The trade war now includes about 10,000 products traded around the planet, a list that could grow to include 90 percent of Chinese imports to the U.S. — and neither country has shown any signs of backing down while the U.S. trade deficit continues hitting record highs. 

Here’s how we got to where we are per the New York Times:

  • Jan. 22: The war began when the United States imposed tariffs on solar panels and washing machines.
  • March 8 The United States then put tariffs on steel and aluminum, arguing that unfair trade practices threatened American manufacturers — and thus national security. The European Union, Canada and Mexico were initially exempted.

  • April 2 A focus of the tariffs was China, which has been accused of flooding the world with cheap metal. China retaliated with duties on about $3 billion in American products.

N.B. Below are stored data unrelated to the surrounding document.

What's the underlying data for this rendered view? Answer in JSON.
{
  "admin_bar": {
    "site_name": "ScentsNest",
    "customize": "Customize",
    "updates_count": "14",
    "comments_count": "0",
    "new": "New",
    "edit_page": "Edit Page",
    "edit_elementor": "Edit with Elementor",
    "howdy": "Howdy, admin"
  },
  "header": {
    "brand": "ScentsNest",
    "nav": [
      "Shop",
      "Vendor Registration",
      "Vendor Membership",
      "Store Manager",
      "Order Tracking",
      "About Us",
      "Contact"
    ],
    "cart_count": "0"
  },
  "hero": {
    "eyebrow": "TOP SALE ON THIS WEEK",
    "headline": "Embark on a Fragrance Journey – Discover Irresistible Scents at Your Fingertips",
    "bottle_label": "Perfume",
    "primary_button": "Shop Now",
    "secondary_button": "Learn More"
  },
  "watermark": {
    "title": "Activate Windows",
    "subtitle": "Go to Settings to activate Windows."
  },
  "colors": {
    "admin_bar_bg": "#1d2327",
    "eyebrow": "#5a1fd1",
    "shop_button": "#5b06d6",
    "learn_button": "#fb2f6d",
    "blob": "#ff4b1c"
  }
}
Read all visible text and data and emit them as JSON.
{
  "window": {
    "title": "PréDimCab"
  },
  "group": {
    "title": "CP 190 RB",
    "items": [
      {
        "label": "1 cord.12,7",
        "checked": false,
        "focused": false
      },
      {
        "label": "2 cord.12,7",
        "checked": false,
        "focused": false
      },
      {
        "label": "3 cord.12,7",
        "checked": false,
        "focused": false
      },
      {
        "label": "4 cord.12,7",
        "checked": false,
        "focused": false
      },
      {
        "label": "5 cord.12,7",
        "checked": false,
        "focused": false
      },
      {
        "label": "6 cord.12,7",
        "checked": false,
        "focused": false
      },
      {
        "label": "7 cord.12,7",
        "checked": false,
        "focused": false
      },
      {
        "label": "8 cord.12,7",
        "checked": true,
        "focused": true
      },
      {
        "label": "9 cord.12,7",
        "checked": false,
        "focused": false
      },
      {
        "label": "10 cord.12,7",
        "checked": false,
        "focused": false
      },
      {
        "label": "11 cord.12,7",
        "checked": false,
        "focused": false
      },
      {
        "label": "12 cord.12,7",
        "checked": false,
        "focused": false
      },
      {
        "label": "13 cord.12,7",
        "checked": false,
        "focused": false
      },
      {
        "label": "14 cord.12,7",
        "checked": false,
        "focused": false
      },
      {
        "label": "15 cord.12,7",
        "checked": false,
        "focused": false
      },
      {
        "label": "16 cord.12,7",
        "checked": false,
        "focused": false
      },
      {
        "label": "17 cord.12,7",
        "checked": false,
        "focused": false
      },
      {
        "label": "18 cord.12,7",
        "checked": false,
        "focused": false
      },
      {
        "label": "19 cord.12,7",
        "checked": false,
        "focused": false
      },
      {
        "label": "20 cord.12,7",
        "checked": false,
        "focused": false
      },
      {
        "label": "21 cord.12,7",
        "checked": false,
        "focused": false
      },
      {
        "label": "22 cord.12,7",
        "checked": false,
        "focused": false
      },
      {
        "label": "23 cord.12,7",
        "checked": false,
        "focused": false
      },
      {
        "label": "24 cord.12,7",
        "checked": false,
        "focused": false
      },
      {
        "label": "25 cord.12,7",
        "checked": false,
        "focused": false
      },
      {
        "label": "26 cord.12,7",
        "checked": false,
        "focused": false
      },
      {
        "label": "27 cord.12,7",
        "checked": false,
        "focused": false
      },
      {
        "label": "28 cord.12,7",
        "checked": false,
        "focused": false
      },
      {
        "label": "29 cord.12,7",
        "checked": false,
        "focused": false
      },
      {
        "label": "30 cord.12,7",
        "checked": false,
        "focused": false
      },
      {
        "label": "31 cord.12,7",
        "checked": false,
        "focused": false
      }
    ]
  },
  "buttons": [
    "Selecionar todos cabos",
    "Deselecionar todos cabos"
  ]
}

  • May 18 With the possibility that exemptions might go away, the European Union threatened to retaliate with tariffs on $7.1 billion worth of goods from the United States, a portion of which went into effect in June.
  • May 31 Canada then entered the fight, announcing tariffs on about $12.8 billion in American goods. They took effect on July 1, singling out even more products than originally announced.
  • June 5 Mexico also retaliated, targeting more than $3 billion in American steel, pork, cheese and other products.
  • June 15 But China was still a point of focus. As negotiations stalled, the United States said it would impose tariffs on $50 billion in additional Chinese goods, the majority of which took effect on July 6.
  • June 15 China responded in kind, announcing tariffs on $50 billion in additional American goods. The first batch took effect moments after the American tariffs went into place.
  • July 10 The United States then proposed even more tariffs on $200 billion in Chinese products. President Trump has said he’s prepared to impose tariffs on another $200 billion on top of that.